Direktur Eksekutif Departemen Komunikasi BI, Erwin Haryono, mengatakan pembekuan tersebut telah dilakukan sejak pihaknya menerima informasi penyalahgunaan bekerja sama dengan Penyelenggara Jasa Pembayaran (PJP) tempat pelaku mendaftar.
"Saat kami mendapatkan informasinya pada saat kejadian. Kami langsung datang ke TKP kami sudah bekerja sama dengan Penyelenggara Jasa Pembayaran (PJP) yang di mana si pelaku menggunakan itu dan langsung memblokir akun tersebut untuk tidak disalahgunakan," kata Erwin Haryono dalam konferensi pers di Kantor Bank Indonesia Jakarta, Selasa (11/4).
Ia menjelaskan, pemblokiran dilakukan agar QRIS yang disalahgunakan tidak dapat lagi menerima pembayaran dan tidak merugikan masyarakat serta pengelola rumah ibadah. Terkait kejadian tersebut, BI menyayangkan penyalahgunaan QRIS di rumah ibadah oleh pihak yang tidak bertanggung jawab.
"Kami juga sudah melakukan komunikasi dengan PJP tentang modus ini agar tidak menyebar," jelasnya.
Sebelumnya, Direktorat Reserse Kriminal Khusus (Ditreskrimsus) Polda Metro Jaya menetapkan Mohammad Iman Mahlil sebagai tersangka kasus penyalahgunaan QRIS pada kotak amal di sejumlah masjid. Keputusan itu diambil setelah gelar perkara.
Merespons hal itu, BI mengaku senang lantaran pihak Kepolisian telah menangani kasus ini dengan baik serta melakukan langkah tegas terhadap pelaku.
"Kami tentu sangat senang bahwa kasus penyalahgunaan ini sudah ditangani secara baik oleh kepolisian. Kami mendapatkan kabar bahwa tersangka sudah ditetapkan tidak lama dari acara ini dimulai. Terima kasih atas langkah tegas pihak kepolisian," imbuhnya.

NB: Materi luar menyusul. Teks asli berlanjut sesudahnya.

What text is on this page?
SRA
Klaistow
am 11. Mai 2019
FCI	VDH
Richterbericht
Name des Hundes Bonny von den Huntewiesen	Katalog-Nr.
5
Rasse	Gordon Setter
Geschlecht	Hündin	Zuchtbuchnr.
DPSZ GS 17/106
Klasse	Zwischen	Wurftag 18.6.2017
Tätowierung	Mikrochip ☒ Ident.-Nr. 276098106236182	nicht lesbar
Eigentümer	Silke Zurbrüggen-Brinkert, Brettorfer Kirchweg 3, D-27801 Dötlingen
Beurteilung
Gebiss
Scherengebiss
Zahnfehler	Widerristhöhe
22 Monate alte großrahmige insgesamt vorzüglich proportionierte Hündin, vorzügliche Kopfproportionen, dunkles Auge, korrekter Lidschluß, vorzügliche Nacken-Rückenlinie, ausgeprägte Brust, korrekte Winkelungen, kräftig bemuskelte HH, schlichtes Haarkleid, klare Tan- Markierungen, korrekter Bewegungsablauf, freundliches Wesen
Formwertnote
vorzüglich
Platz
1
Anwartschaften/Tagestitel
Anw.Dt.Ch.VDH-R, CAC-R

Lebih lanjut, Erwin menyatakan bahwa BI akan mendukung serta membantu sepenuhnya dalam proses penanganan yang dilakukan. Ditanya terkait nominal donasi yang telah diraup pelaku serta PJP mana yang menampung dana penyalahgunaan QRIS, BI mengatakan pihaknya menghormati proses penyidikan dan akan memberi ruang kepada kepolisian untuk menyampaikannya.
"Saat ini kami saling menghormati proses penyidikan, jadi mungkin kita kasih waktu kepada kepolisian termasuk nanti tentu saja kami dengan sangat senang hati akan membantu proses penyidikan dan penyelidikan termasuk pengungkapan PJP nya karena kami punya data-data. Tetapi hingga saat ini untuk menghormati proses itu kami belum bisa membuka biar pihak yang berwenang menyampaikan itu," lanjutnya.